I'm so tired of a politically neutral press corps.
It is, first of all, unworkable. We come into this world politically neutral. Soon afterwards, society, friends, parents, teachers, and the rest of the world inflicts a series of unconscious and conscious biases and heuristics onto us. Of course we're politically biased. And those biases inevitably influence article choice, word choice, phrase choice, and selection of facts. As the depiction of the world found in a news article is inevitably incomplete, it will be skewed. Legions of stupid bloggers have found their reason to breathe in the constant cataloging of journalistic deviations from some imagined neutral land.
But who gives a shit? Who cares if a paper or news station is biased? It's a free country. The news can do whatever they like, write whatever they choose. No one has to buy the end result, and increasingly, no one does. I recognize that many people cling to a model of journalism amusingly called 'the fourth estate,' where the news occupies some vital civic function that requires a level of neutrality. Such that the unthinking masses must receive carefully grey news to become proper citizens.
I call bullshit on this. It doesn't matter one bit on a civic level whether or not the news is unbiased. First, it is biased, inevitably.

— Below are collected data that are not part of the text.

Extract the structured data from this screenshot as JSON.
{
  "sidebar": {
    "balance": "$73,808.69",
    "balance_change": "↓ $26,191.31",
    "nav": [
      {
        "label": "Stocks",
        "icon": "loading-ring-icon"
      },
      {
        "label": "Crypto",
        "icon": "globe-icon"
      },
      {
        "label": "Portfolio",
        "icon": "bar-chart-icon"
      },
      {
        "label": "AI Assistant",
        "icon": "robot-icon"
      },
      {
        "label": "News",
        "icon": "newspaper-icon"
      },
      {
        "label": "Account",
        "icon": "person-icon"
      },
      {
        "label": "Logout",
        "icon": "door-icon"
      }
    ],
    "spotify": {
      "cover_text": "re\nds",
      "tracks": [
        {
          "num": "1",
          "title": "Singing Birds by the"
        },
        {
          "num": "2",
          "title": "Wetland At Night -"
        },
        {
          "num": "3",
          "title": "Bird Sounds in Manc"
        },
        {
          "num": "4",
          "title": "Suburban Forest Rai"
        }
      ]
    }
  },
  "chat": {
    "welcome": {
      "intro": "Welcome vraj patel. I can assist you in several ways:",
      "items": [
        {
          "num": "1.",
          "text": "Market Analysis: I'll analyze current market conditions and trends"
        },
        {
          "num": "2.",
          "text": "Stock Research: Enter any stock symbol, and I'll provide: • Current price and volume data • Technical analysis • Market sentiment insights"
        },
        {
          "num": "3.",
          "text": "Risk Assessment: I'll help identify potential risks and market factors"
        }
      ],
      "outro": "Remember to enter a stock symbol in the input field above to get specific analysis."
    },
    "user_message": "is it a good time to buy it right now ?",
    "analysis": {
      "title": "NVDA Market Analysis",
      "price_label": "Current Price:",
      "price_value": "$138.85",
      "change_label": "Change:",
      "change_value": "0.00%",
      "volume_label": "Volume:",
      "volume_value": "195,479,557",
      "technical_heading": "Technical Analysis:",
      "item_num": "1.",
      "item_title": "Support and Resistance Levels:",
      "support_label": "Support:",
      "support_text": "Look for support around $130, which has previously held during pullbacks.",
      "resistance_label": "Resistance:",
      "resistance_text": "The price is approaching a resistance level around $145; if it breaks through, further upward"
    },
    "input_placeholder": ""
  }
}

Second, consciously unbiased news is boring, and boring news is easily avoidable. As a tedious assembly of facts in a pyramid, constrained style, it holds no candle to the fiery rhetorical weight and fun wordgames of unconstrained biased writing. Look at England, where London supports masses of fun, free papers with real personality and passion. Somehow, the Polis survives. Third, the current model isn't working. Unbiased papers and stations are fading and dying. If we want any fourth estate at all, we need a new, better model that can compete with the Daily Show and Fox News. Fourth, the idea that consumers will be ill-informed because most get their news from only one source is a fading concept. Younger readers rarely if ever read one outlet -- I probably read nine-ten.
Finally, we can already see what the world will look like once papers and stations feel free to be biased. And it's not bad at all. As in England, we can expect news outlets to divide themselves along a political spectrum, roughly equivalent to the market share of those opinions. As with everything else in american politics, they will cluster around the center, with a few outliers. The resulting outpour of news will be generally the same, with the few disputed political facts sharply visible by the divide between papers and the struggle in the surrounding blogs.
More people will read news because it'll be more interesting -- the Fox News effect. Newspapers will find their true calling by contextualizing the news, repackaging the same facts for consumption. And, most importantly of all, we will no longer waste time and effort critiquing the news for some mythical level of neutrality. The only possible critique will be on the factual correctness of the news, and how it works in the wider political sphere.
Of course, my real goal with all of this is to kill off the horrible, small-minded bloggers that relentlessly look for bias in every headline. But I'll accept a smarter, less hypocritical news sphere as a side bonus.